Être en relation pour la personne au prise avec un sentiment de culpabilité persistant c'est vraiment salutaire. C'est un moyen très important souvent nécessaire pour se faire du bien. La personne qui vit un sentiment de culpabilité douloureux n'aura pas nécessairement besoin de solution dans un premier temps, même si l'envie d'extirper son malaise peut parfois être assez fort. Elle aura surtout besoin d'une présence, de ne pas se sentir seule, d'avoir quelqu'un témoin de son mode intérieur très inconfortable. Des fois c’est une écoute simple qui va être favorable, des fois c’est d’être serré dans des bras réconfortants, d’être massé avec une présence chaleureuse, avec tendresse…
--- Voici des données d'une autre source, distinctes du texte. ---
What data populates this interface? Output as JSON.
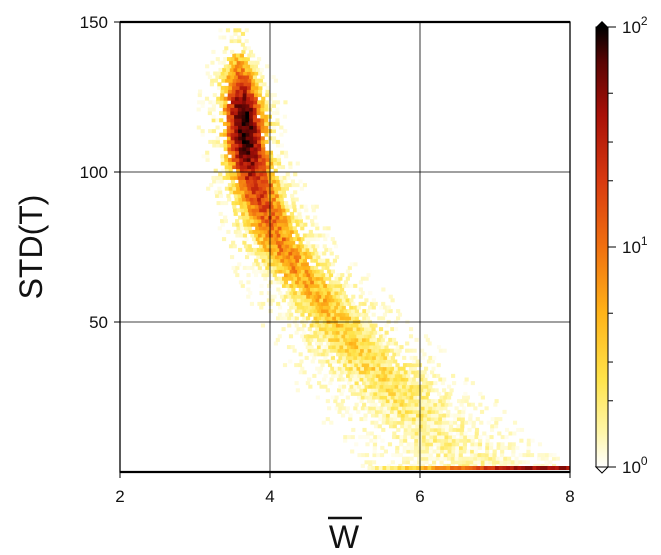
{
  "chart_data": {
    "type": "heatmap",
    "xlabel": "W",
    "xlabel_overline": true,
    "ylabel": "STD(T)",
    "xlim": [
      2,
      8
    ],
    "ylim": [
      0,
      150
    ],
    "x_ticks": [
      2,
      4,
      6,
      8
    ],
    "x_tick_labels": [
      "2",
      "4",
      "6",
      "8"
    ],
    "y_ticks": [
      50,
      100,
      150
    ],
    "y_tick_labels": [
      "50",
      "100",
      "150"
    ],
    "grid": true,
    "colorbar": {
      "scale": "log",
      "range": [
        1,
        100
      ],
      "labels": [
        {
          "value": 100,
          "base": "10",
          "exp": "2"
        },
        {
          "value": 10,
          "base": "10",
          "exp": "1"
        },
        {
          "value": 1,
          "base": "10",
          "exp": "0"
        }
      ],
      "colormap": [
        "#ffffff",
        "#fff6a8",
        "#ffe34a",
        "#ffb318",
        "#f07010",
        "#d83a10",
        "#a81008",
        "#5a0504",
        "#000000"
      ]
    },
    "density_ridge": [
      {
        "x": 3.55,
        "y": 142,
        "halfwidth_x": 0.12,
        "log_density": 0.35
      },
      {
        "x": 3.58,
        "y": 130,
        "halfwidth_x": 0.22,
        "log_density": 1.2
      },
      {
        "x": 3.62,
        "y": 120,
        "halfwidth_x": 0.25,
        "log_density": 1.85
      },
      {
        "x": 3.65,
        "y": 110,
        "halfwidth_x": 0.26,
        "log_density": 1.9
      },
      {
        "x": 3.72,
        "y": 100,
        "halfwidth_x": 0.28,
        "log_density": 1.45
      },
      {
        "x": 3.85,
        "y": 90,
        "halfwidth_x": 0.3,
        "log_density": 1.2
      },
      {
        "x": 4.0,
        "y": 80,
        "halfwidth_x": 0.33,
        "log_density": 1.0
      },
      {
        "x": 4.25,
        "y": 70,
        "halfwidth_x": 0.36,
        "log_density": 0.85
      },
      {
        "x": 4.55,
        "y": 60,
        "halfwidth_x": 0.4,
        "log_density": 0.7
      },
      {
        "x": 4.85,
        "y": 50,
        "halfwidth_x": 0.44,
        "log_density": 0.6
      },
      {
        "x": 5.15,
        "y": 40,
        "halfwidth_x": 0.48,
        "log_density": 0.55
      },
      {
        "x": 5.5,
        "y": 30,
        "halfwidth_x": 0.52,
        "log_density": 0.45
      },
      {
        "x": 5.85,
        "y": 20,
        "halfwidth_x": 0.55,
        "log_density": 0.35
      },
      {
        "x": 6.2,
        "y": 11,
        "halfwidth_x": 0.55,
        "log_density": 0.25
      },
      {
        "x": 6.6,
        "y": 4,
        "halfwidth_x": 0.6,
        "log_density": 0.2
      }
    ],
    "floor_band": {
      "x_start": 5.3,
      "x_end": 8.0,
      "y": 1,
      "log_density": [
        0.2,
        1.5
      ]
    }
  }
}
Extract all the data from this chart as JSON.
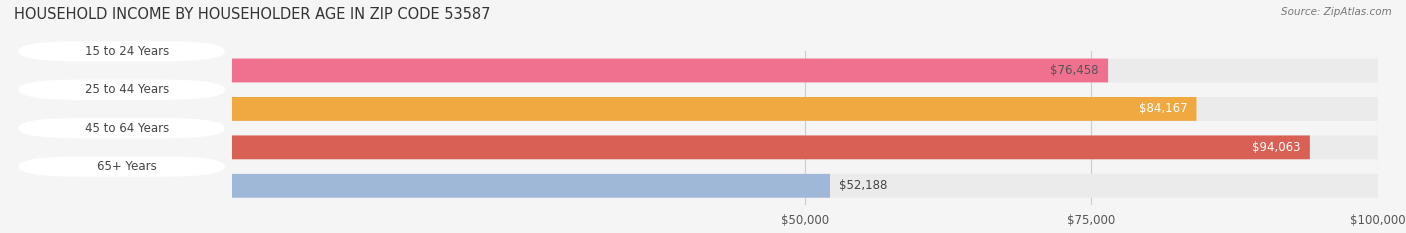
{
  "title": "HOUSEHOLD INCOME BY HOUSEHOLDER AGE IN ZIP CODE 53587",
  "source": "Source: ZipAtlas.com",
  "categories": [
    "15 to 24 Years",
    "25 to 44 Years",
    "45 to 64 Years",
    "65+ Years"
  ],
  "values": [
    76458,
    84167,
    94063,
    52188
  ],
  "bar_colors": [
    "#f07090",
    "#f0a840",
    "#d96055",
    "#a0b8d8"
  ],
  "bar_bg_color": "#ebebeb",
  "value_labels": [
    "$76,458",
    "$84,167",
    "$94,063",
    "$52,188"
  ],
  "value_label_colors": [
    "#555555",
    "#ffffff",
    "#ffffff",
    "#333333"
  ],
  "xlim_data": [
    0,
    100000
  ],
  "xticks": [
    50000,
    75000,
    100000
  ],
  "xtick_labels": [
    "$50,000",
    "$75,000",
    "$100,000"
  ],
  "background_color": "#f5f5f5",
  "title_fontsize": 10.5,
  "label_fontsize": 8.5,
  "tick_fontsize": 8.5,
  "label_pill_color": "#ffffff",
  "label_text_color": "#444444",
  "bar_height": 0.62,
  "bar_gap": 0.08
}
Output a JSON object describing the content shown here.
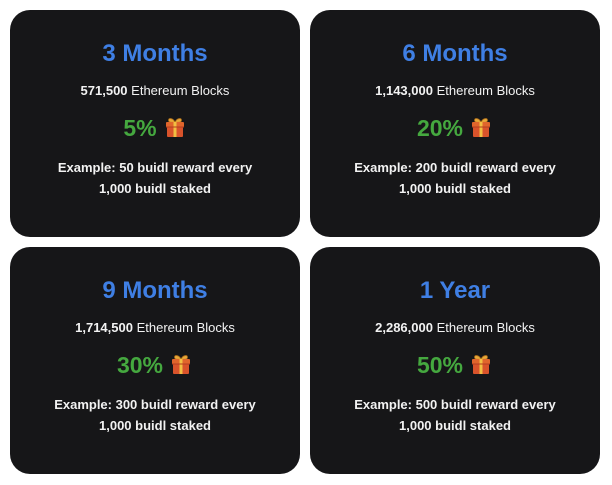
{
  "colors": {
    "card_background": "#161618",
    "period_text": "#3f7fe4",
    "rate_text": "#45a83f"
  },
  "cards": [
    {
      "period": "3 Months",
      "blocks_number": "571,500",
      "blocks_label": "Ethereum Blocks",
      "rate": "5%",
      "icon": "gift-icon",
      "example_line1": "Example: 50 buidl reward every",
      "example_line2": "1,000 buidl staked"
    },
    {
      "period": "6 Months",
      "blocks_number": "1,143,000",
      "blocks_label": "Ethereum Blocks",
      "rate": "20%",
      "icon": "gift-icon",
      "example_line1": "Example: 200 buidl reward every",
      "example_line2": "1,000 buidl staked"
    },
    {
      "period": "9 Months",
      "blocks_number": "1,714,500",
      "blocks_label": "Ethereum Blocks",
      "rate": "30%",
      "icon": "gift-icon",
      "example_line1": "Example: 300 buidl reward every",
      "example_line2": "1,000 buidl staked"
    },
    {
      "period": "1 Year",
      "blocks_number": "2,286,000",
      "blocks_label": "Ethereum Blocks",
      "rate": "50%",
      "icon": "gift-icon",
      "example_line1": "Example: 500 buidl reward every",
      "example_line2": "1,000 buidl staked"
    }
  ]
}
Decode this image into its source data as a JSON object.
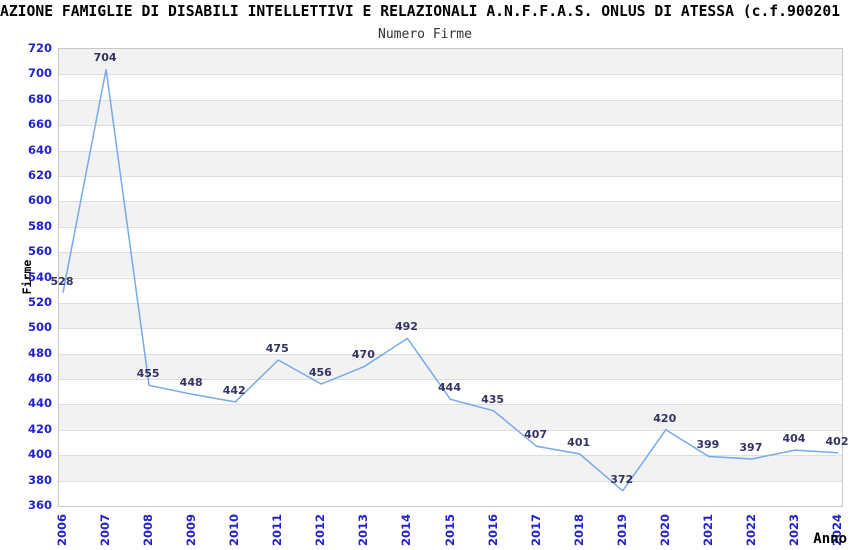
{
  "header": {
    "title": "AZIONE FAMIGLIE DI DISABILI INTELLETTIVI E RELAZIONALI A.N.F.F.A.S. ONLUS DI ATESSA (c.f.900201",
    "subtitle": "Numero Firme"
  },
  "chart_data": {
    "type": "line",
    "title": "Numero Firme",
    "xlabel": "Anno",
    "ylabel": "Firme",
    "categories": [
      "2006",
      "2007",
      "2008",
      "2009",
      "2010",
      "2011",
      "2012",
      "2013",
      "2014",
      "2015",
      "2016",
      "2017",
      "2018",
      "2019",
      "2020",
      "2021",
      "2022",
      "2023",
      "2024"
    ],
    "series": [
      {
        "name": "Firme",
        "values": [
          528,
          704,
          455,
          448,
          442,
          475,
          456,
          470,
          492,
          444,
          435,
          407,
          401,
          372,
          420,
          399,
          397,
          404,
          402
        ]
      }
    ],
    "ylim": [
      360,
      720
    ],
    "ytick_step": 20,
    "grid": true,
    "legend_position": "none",
    "show_data_labels": true,
    "colors": {
      "line": "#79a9e8",
      "tick_labels": "#2222cc",
      "data_labels": "#333366",
      "band_alt": "#f2f2f2",
      "band_main": "#ffffff",
      "gridline": "#dedede",
      "plot_border": "#c8c8c8"
    }
  }
}
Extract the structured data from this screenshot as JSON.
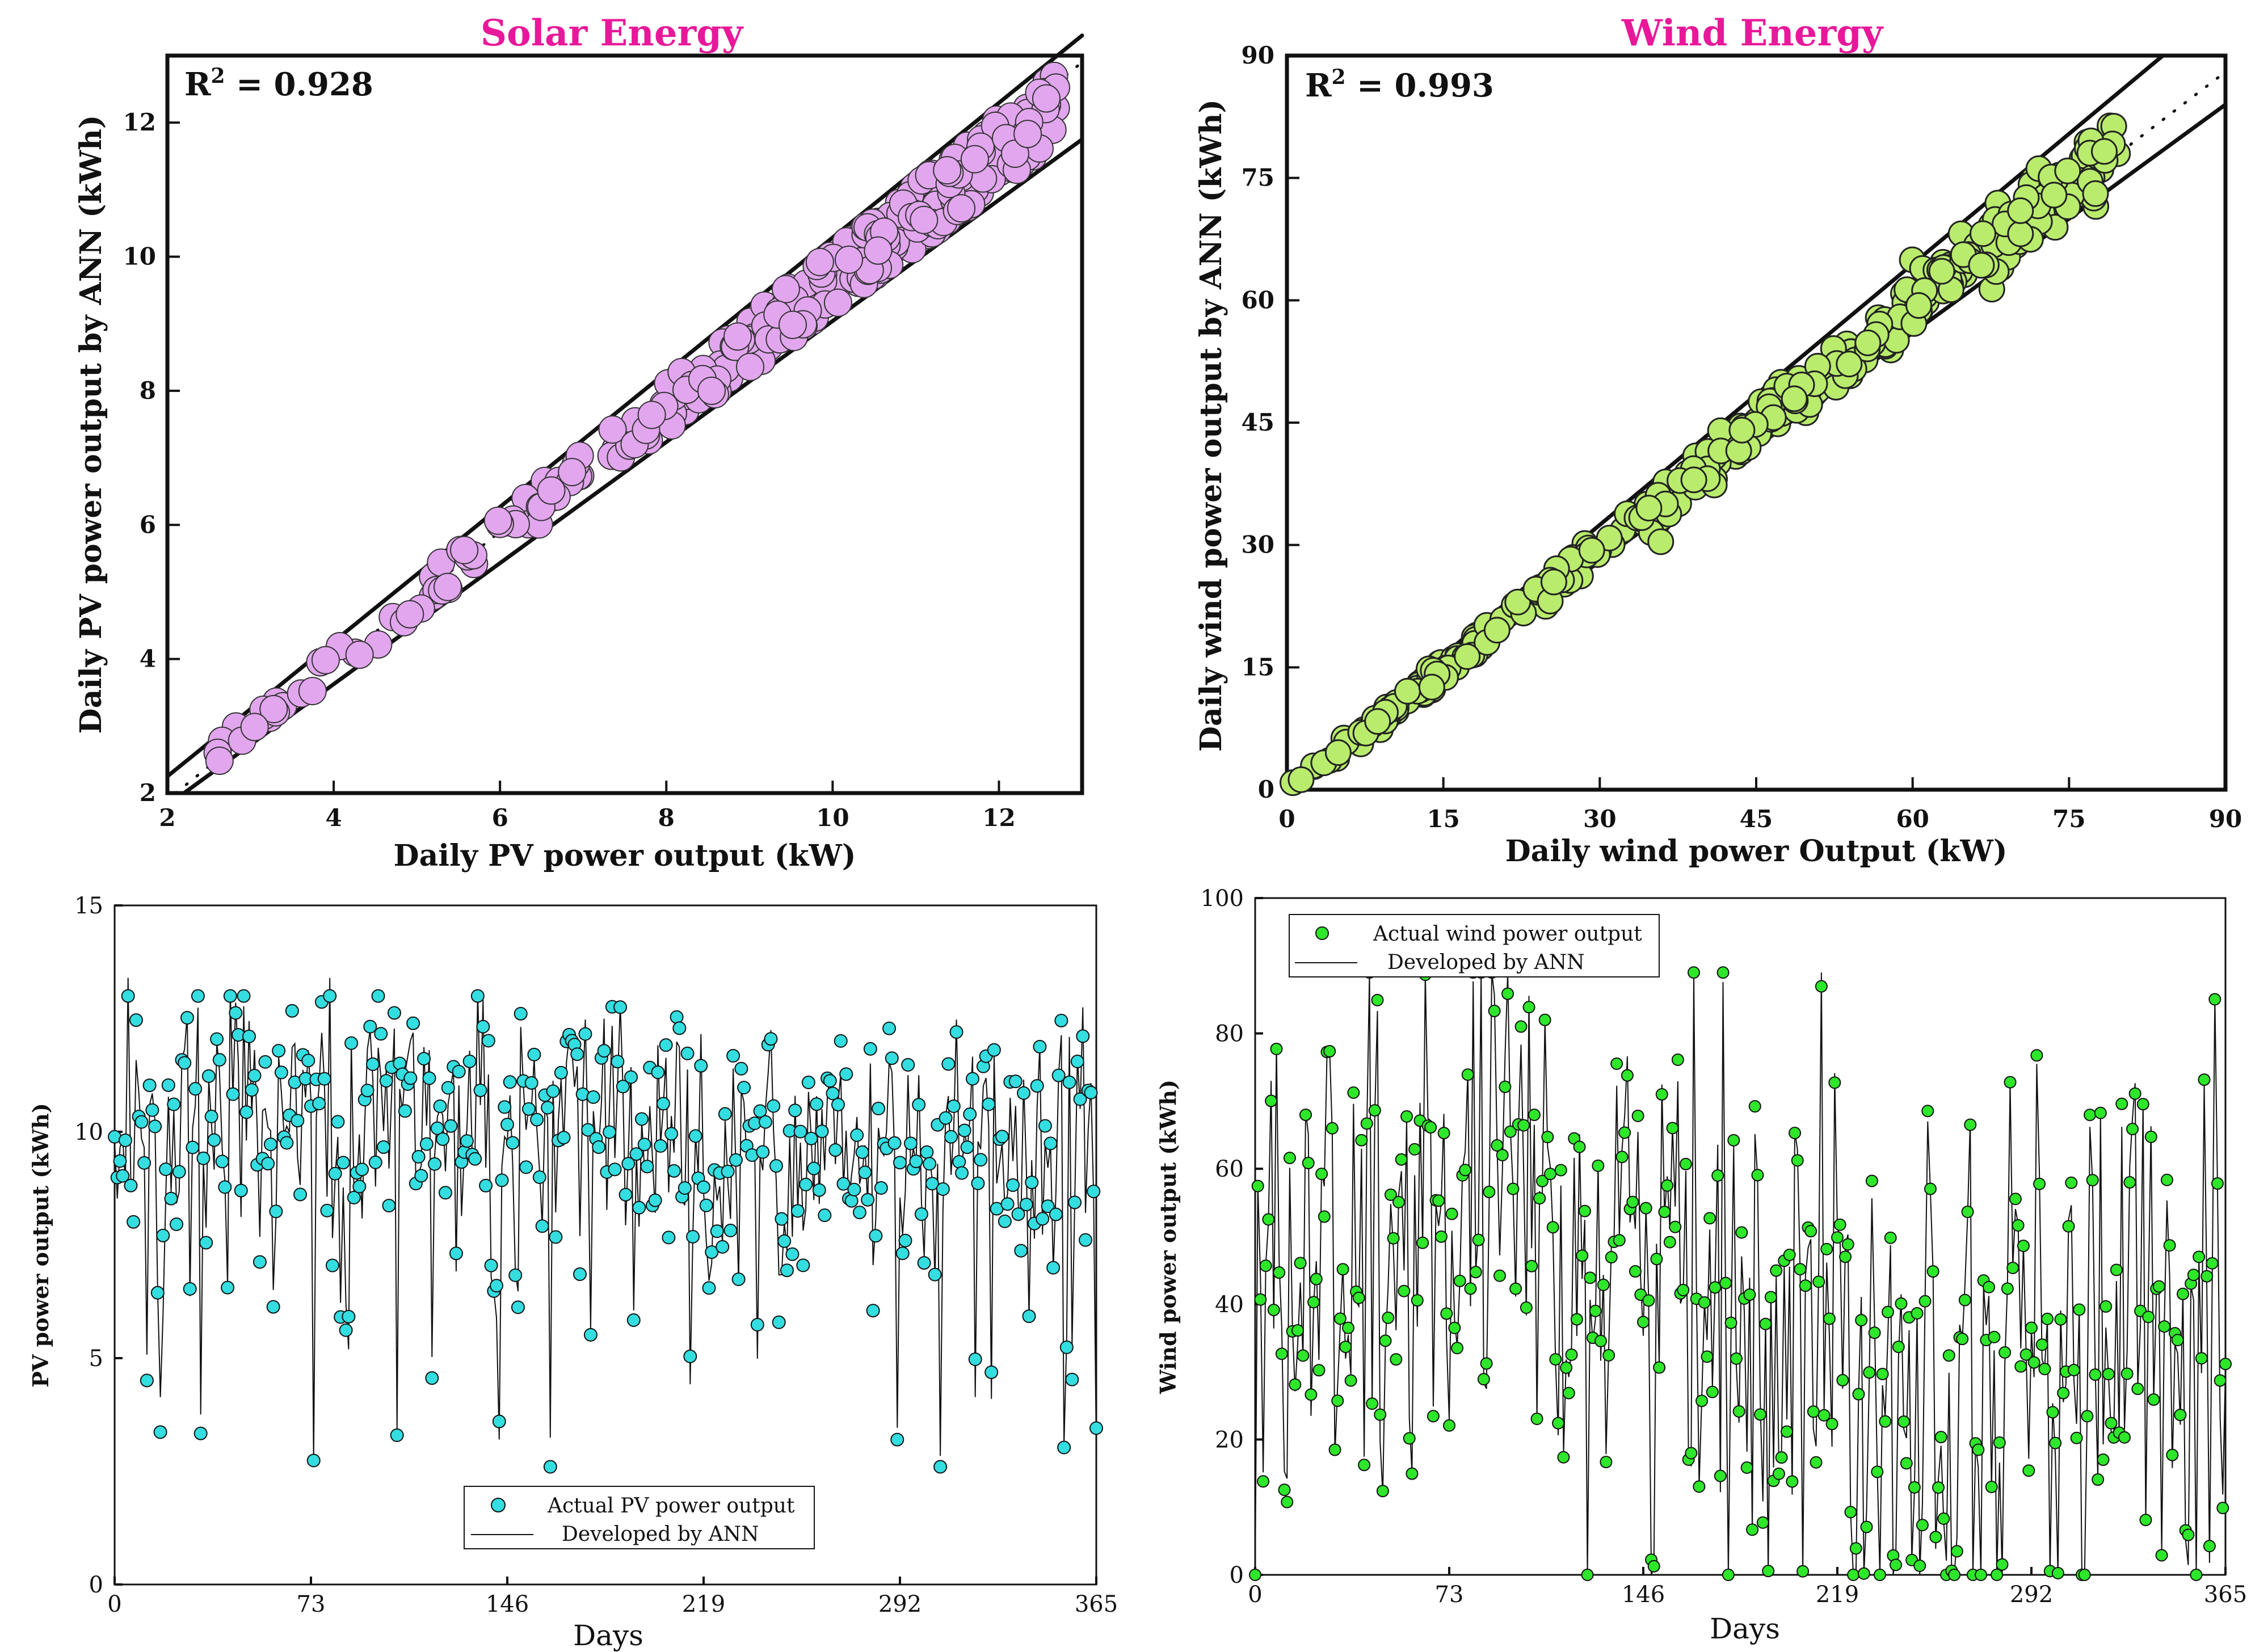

Ce qui me touche profondément dans l'accompagnement d'une personne prise en relation dans son sentiment de culpabilité, c'est comment elle peut résister à s'exprimer et être profondément émue à l'idée de se donner cette importance. Ce n'est pas rien de dire à son enfant, sa conjointe, un ami : "Je me sens coupable quand tu dis cela et je me fais de la pression pour combler ton besoin" "Je pense que tu as des attentes sur moi et je me sens déjà coupable de ne pas les comblées" "Cela se sert en moi quand tu me dis que tu aimerais être aussi bien qu'avant avec moi, je me sens déjà pas adéquat, j'ai peur de te décevoir..." "Je me sens pas correct et j'aurais envie de fuir pour moins souffrir" C'est vraiment intime de partager cela, surtout quand la personne n'est pas habituée de le faire. Elle parle de ce qui se passe réellement en elle. C'est tout un dépassement de s'impliquer de la sorte.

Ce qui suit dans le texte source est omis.